Distribuzione intermedia, siglato protocollo tra Federfarma e Federfarma Servizi
È stato firmato un protocollo di intesa tra Federfarma e Federfarma Servizi in materia di distribuzione intermedia del farmaco.
«Rafforzare il rapporto di collaborazione e le sinergie a tutti i livelli organizzativi delle due associazioni, vertici nazionali, articolazioni territoriali, aziende di distribuzione e farmacie» e «valorizzare l’efficienza della rete distributiva e garantirne la sostenibilità economica». Si tratta dei principali obiettivi alla base del protocollo siglato tra Federfarma e Federfarma Servizi.

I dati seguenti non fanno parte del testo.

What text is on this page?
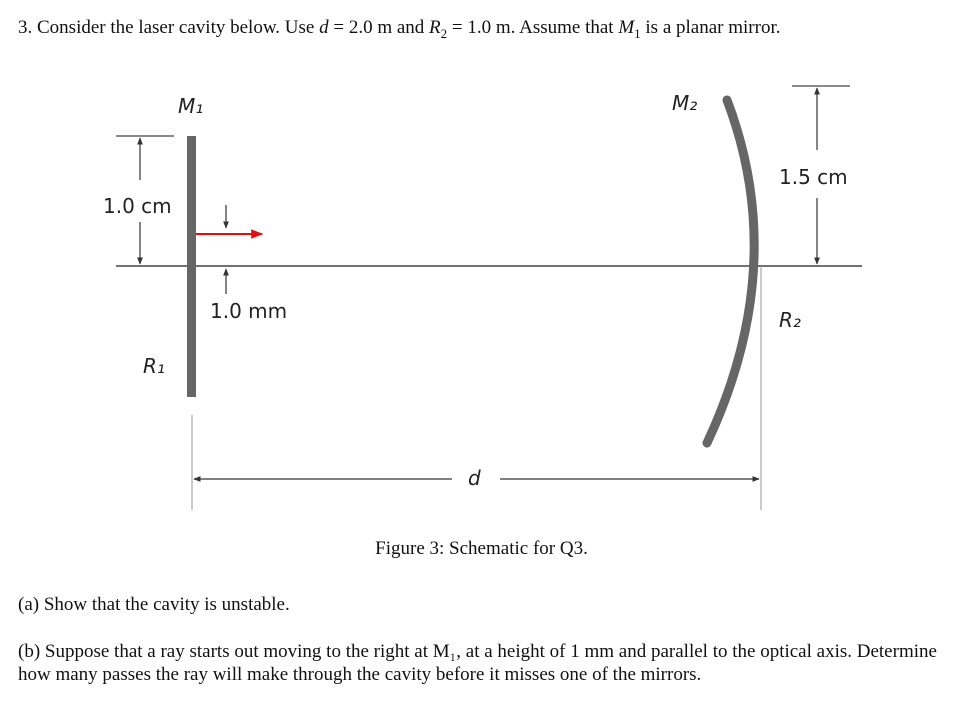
3. Consider the laser cavity below. Use d = 2.0 m and $R_2 = 1.0$ m. Assume that $M_1$ is a planar mirror.
M₁	M₂
R₁
R₂
1.0 cm
1.5 cm
1.0 mm
d
Figure 3: Schematic for Q3.
(a) Show that the cavity is unstable.
(b) Suppose that a ray starts out moving to the right at M₁, at a height of 1 mm and parallel to the optical axis. Determine how many passes the ray will make through the cavity before it misses one of the mirrors.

Secondo quanto riportato dalle sigle, le due associazioni condividono l’esigenza di promuovere congiuntamente «iniziative sul territorio per rendere ancora più evidenti l’efficienza della rete e le sue potenzialità in termini di supporto al cittadino sul fronte del corretto uso del farmaco, della prevenzione, del superamento di eventuali disfunzioni quali quelle legate all’irreperibilità di alcuni medicinali».
Le possibilità di collaborazione
Ulteriori possibilità di collaborazione includono «attività di informazione e formazione a favore delle articolazioni territoriali di Federfarma per far emergere l’importanza della collaborazione a livello locale con le rappresentanze delle aziende aderenti a Federfarma Servizi, sul cui sito Internet sono riportati i nominativi dei propri delegati regionali», a cui si aggiungono «forme di coordinamento e concertazione preventiva a livello locale per favorire l’ampliamento della gamma di medicinali distribuiti in farmacia, garantendo la sostenibilità dell’intera filiera distributiva».
I fondamenti alla base dell’accordo
Le sigle hanno evidenziato che il protocollo «prende spunto dallo stretto rapporto di collaborazione esistente tra Federfarma e Federfarma Servizi e tra le aziende di distribuzione intermedia di proprietà dei farmacisti e le farmacie, che, durante la pandemia, ha consentito a queste ultime di potenziare il servizio offerto ai cittadini sia attraverso l’erogazione di prestazioni aggiuntive, quali test e vaccini, sia attraverso l’incremento del numero dei medicinali forniti in regime di distribuzione per conto per ridurre gli accessi e gli assembramenti nelle strutture pubbliche». Dunque «Federfarma e Federfarma Servizi condividono la necessità di collaborare per consolidare il ruolo della farmacia quale presidio del Ssn fortemente integrato nel nuovo modello di assistenza sanitaria territoriale, il valore fondamentale della distribuzione intermedia come anello centrale tra l’industria e la farmacia e per rafforzare le funzioni, l’efficienza e la sostenibilità dell’attuale filiera distributiva».